Question

If the area of the blue square is 144 units2 and the area of the pink square is 1225 units2, then the length of the hypotenuse is:

Answer 1

Answer: 37 units

Explanation:

`Blue=144units^2` This also works as the height of the triangle.

`Pink=1225units^2` This also works as the base of the triangle.

Let's call pink ''a'', and blue ''b''. The side we're looking for ''c'' is the hypothenuse.

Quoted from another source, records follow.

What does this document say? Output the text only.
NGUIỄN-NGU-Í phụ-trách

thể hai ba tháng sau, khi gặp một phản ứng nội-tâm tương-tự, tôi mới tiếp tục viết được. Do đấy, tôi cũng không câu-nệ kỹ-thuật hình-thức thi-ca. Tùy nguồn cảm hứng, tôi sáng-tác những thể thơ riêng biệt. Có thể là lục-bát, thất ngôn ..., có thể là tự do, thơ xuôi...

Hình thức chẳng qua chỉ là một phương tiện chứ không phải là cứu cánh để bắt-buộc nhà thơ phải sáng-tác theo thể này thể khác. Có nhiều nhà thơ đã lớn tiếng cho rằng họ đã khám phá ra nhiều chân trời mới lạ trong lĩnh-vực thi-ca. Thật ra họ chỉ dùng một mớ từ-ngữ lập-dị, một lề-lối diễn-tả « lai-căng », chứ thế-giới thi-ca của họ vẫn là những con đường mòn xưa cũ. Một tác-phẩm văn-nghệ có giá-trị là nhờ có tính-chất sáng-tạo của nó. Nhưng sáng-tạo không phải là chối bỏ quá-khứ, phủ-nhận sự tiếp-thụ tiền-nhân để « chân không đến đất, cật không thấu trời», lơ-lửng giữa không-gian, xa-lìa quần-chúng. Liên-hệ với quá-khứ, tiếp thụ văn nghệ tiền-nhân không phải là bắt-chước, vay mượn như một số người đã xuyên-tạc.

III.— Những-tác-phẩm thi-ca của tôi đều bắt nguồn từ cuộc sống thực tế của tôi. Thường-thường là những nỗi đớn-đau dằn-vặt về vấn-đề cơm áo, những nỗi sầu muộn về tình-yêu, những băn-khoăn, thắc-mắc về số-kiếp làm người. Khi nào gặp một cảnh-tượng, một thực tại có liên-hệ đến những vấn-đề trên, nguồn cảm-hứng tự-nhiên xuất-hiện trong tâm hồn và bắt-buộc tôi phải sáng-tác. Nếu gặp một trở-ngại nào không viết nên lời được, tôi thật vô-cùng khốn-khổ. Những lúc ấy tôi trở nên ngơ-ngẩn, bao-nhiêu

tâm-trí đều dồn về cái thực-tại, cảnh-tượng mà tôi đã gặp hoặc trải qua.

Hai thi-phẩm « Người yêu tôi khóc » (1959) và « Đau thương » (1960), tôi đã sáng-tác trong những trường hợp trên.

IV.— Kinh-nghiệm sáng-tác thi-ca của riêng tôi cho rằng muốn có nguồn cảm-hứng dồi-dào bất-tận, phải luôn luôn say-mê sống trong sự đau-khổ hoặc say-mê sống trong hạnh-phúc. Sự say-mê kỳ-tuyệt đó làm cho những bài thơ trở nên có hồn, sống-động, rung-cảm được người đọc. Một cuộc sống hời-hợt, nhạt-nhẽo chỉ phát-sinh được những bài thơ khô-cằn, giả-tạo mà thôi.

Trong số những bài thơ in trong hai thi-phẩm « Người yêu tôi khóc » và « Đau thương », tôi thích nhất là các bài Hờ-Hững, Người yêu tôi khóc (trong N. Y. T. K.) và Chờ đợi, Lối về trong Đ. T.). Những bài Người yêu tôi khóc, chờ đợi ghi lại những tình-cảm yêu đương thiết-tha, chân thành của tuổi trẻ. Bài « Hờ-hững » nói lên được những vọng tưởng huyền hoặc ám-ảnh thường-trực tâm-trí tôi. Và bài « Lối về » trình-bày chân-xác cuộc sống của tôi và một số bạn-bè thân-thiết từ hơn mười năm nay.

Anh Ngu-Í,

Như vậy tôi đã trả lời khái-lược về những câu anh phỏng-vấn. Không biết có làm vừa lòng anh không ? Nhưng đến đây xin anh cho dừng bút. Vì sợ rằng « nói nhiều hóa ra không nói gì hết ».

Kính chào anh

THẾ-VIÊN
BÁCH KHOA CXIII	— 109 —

To find the values of a and b, use the area formula of a square and solve for a side. In this case, since we're going to need the squared values, this step can be omitted.

`Formula: A=s^2`

`s=\sqrt[]{A}`

Let's work with Blue.

`s=\sqrt[]{144units^2} \\s=12units`

Now Pink.

`s=\sqrt[]{1225units^2}\\s=35units`

So we have a triangle with a base of 35 units and a height of 12 units.

Now let's use the pythagoream's theorem to solve.

`c^2=a^2+b^2\\c=\sqrt[]{a^2+b^2} \\c=\sqrt[]{(12units)^2+(35units)^2}\\c=\sqrt[]{144units^2+1225units^2}\\ c=\sqrt[]{1369units^2}\\ c=37units`